Photography gallery in London

The Photographers' Gallery was founded in London by Sue Davies and opened on 14 January 1971 as the first public gallery in the United Kingdom devoted solely to photography.

It is also home to the Deutsche Börse Photography Prize, established in 1996 to identify and reward photographic talent and innovation, and the Bar-Tur Photobook Award.

==History==
Founder and director Sue Davies established the original home of the Photographers' Gallery in a converted Lyons Tea Bar at No. 8 Great Newport Street in London's Covent Garden. Initially free to the public, the gallery offered a dedicated space for photography and photographers—the first of its kind in the UK.

The inaugural exhibition on 14 January 1971 was The Concerned Photographer, an exhibition first shown in New York and curated by photojournalist Cornell Capa.

In 1980, the Gallery acquired a neighbouring space at No. 5 Great Newport Street, extending its exhibition spaces and providing room for a bookshop and café. It was also able to accommodate an area for print sales, which focused on promoting and selling the work of photographers with proceeds going towards supporting the public programme.
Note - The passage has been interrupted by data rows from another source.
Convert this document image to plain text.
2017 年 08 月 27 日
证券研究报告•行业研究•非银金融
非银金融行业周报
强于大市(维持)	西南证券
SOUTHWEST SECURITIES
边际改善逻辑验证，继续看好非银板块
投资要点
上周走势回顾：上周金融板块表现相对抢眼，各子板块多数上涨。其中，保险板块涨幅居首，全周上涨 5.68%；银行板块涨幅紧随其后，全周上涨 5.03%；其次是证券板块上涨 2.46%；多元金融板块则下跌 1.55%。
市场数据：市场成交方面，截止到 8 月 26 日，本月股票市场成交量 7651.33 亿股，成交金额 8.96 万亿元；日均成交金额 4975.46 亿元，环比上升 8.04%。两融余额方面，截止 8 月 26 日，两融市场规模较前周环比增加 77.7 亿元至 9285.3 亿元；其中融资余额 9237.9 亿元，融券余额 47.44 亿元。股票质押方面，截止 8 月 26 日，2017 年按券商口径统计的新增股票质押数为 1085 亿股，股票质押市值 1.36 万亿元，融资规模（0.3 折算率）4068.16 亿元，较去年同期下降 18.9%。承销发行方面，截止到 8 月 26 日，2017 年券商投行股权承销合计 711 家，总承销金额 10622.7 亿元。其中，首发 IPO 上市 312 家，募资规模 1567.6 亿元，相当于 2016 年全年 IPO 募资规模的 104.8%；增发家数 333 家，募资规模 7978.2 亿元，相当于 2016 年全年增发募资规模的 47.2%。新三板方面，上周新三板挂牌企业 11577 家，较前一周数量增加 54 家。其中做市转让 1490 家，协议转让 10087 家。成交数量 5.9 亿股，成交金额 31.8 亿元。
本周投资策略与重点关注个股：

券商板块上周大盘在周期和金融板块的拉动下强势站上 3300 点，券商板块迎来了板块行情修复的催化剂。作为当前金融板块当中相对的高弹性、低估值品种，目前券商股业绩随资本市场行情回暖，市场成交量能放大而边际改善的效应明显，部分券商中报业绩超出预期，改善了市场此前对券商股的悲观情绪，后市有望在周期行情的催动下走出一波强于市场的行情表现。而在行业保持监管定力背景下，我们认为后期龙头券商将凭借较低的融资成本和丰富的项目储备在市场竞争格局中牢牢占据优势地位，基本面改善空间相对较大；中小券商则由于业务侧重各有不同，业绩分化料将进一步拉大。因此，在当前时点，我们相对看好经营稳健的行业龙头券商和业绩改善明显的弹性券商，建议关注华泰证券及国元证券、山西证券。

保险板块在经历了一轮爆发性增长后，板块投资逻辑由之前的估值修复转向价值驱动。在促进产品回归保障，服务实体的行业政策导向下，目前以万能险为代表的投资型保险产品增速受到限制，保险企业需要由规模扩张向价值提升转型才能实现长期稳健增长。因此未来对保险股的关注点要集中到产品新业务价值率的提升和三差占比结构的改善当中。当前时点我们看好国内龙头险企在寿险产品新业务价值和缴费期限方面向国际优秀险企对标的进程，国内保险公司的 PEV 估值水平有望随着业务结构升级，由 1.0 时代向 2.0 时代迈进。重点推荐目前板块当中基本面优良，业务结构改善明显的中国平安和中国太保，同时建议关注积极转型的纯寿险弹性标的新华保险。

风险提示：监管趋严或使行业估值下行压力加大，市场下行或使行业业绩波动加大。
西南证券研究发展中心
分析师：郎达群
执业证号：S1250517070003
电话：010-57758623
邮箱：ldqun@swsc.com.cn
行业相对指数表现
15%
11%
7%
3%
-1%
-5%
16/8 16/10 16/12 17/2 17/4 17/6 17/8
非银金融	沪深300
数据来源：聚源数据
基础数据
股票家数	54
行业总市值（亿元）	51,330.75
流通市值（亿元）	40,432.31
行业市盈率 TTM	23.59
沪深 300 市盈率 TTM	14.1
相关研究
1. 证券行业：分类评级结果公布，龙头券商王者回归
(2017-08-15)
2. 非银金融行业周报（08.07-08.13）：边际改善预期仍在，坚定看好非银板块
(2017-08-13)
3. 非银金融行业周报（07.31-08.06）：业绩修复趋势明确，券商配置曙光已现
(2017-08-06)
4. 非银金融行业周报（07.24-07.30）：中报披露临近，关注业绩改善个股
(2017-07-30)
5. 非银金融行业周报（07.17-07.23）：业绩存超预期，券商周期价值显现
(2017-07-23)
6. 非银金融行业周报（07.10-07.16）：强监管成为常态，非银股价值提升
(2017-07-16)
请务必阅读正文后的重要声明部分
Over the next four decades, the Gallery delivered a programme of exhibitions, talks and educational activities. The gallery has introduced international photographers Juergen Teller, Robert Capa, Sebastião Salgado, Andreas Gursky, Shirana Shahbazi and Taryn Simon to British audiences, while showing the work of UK-based photographers including Martin Parr, Zineb Sedira, Melanie Manchot, Nick Knight, Corinne Day and Nick Waplington.

Davies was director of the gallery for two decades and retired in 1991. She was followed by Sue Grayson Ford, for two years, who left for family reasons in March 1994. In 2005, Brett Rogers was appointed director, succeeding Paul Wombell who had been in the position since 1994 and oversaw the purchase, with a £3.5m Arts Council grant, of a new venue at 16–18 Ramillies Street, Soho.

In May 2012 after a major capital campaign and redevelopment, The Photographers' Gallery opened at its new and current home in a former textiles warehouse. Designed by Irish architects O'Donnell & Tuomey, this building in the West End has three exhibition spaces, a print sales gallery, an education and learning studio, digital media screen, bookshop and café.

In July 2022, Rogers announced that she would leave her role as director at the end of 2022, succeeded, from January 2023, by Shoair Mavlian. Mavlian was assistant curator at Tate Modern and later director of Photoworks in Brighton from 2018.

== Deutsche Börse Photography Foundation Prize ==

The Deutsche Börse Photography Foundation Prize annually rewards a photographer who has made the most significant contribution to the photographic medium in Europe during the past year. The prize was set up in 1996 by The Photographers' Gallery. Between 1997 and 2004, the prize was known as the Citigroup Photography Prize. Deutsche Börse has sponsored the competition since 2005, with a £30,000 prize. It has been described as "the biggest of its kind in photography in Europe" and "the most prestigious". Past winners of the £30,000 award include Andreas Gursky (1998), Juergen Teller (2003), Luc Delahaye (2005), Robert Adams (2006), Walid Raad (2007), Sophie Ristelhueber (2010), artists' duo Adam Broomberg & Oliver Chanarin (2013), and Richard Mosse (2014). The 2017 winner was Dana Lixenberg.

==Bar-Tur Photobook Award==
The Bar-Tur Photobook Award was created in 2014 in memory of British artist, Lesley-Ann Bar Tur. It supports (previously unpublished) photographers and artists in realising a photobook project through provision of a £20,000 production fee and partnership with an independent publisher. The inaugural award went to Angus Fraser who published Santa Muerte with Trolley Books in 2014. In 2015, Jack Latham won with Sugar Paper Theories, which was published by Here Press.

==Publications==

The Photographers' Gallery publishes books for some of its exhibitions.

Loose Associations is a quarterly publication from The Photographers' Gallery which commissions and publishes essays, images and artist projects related to but not defined by its programme.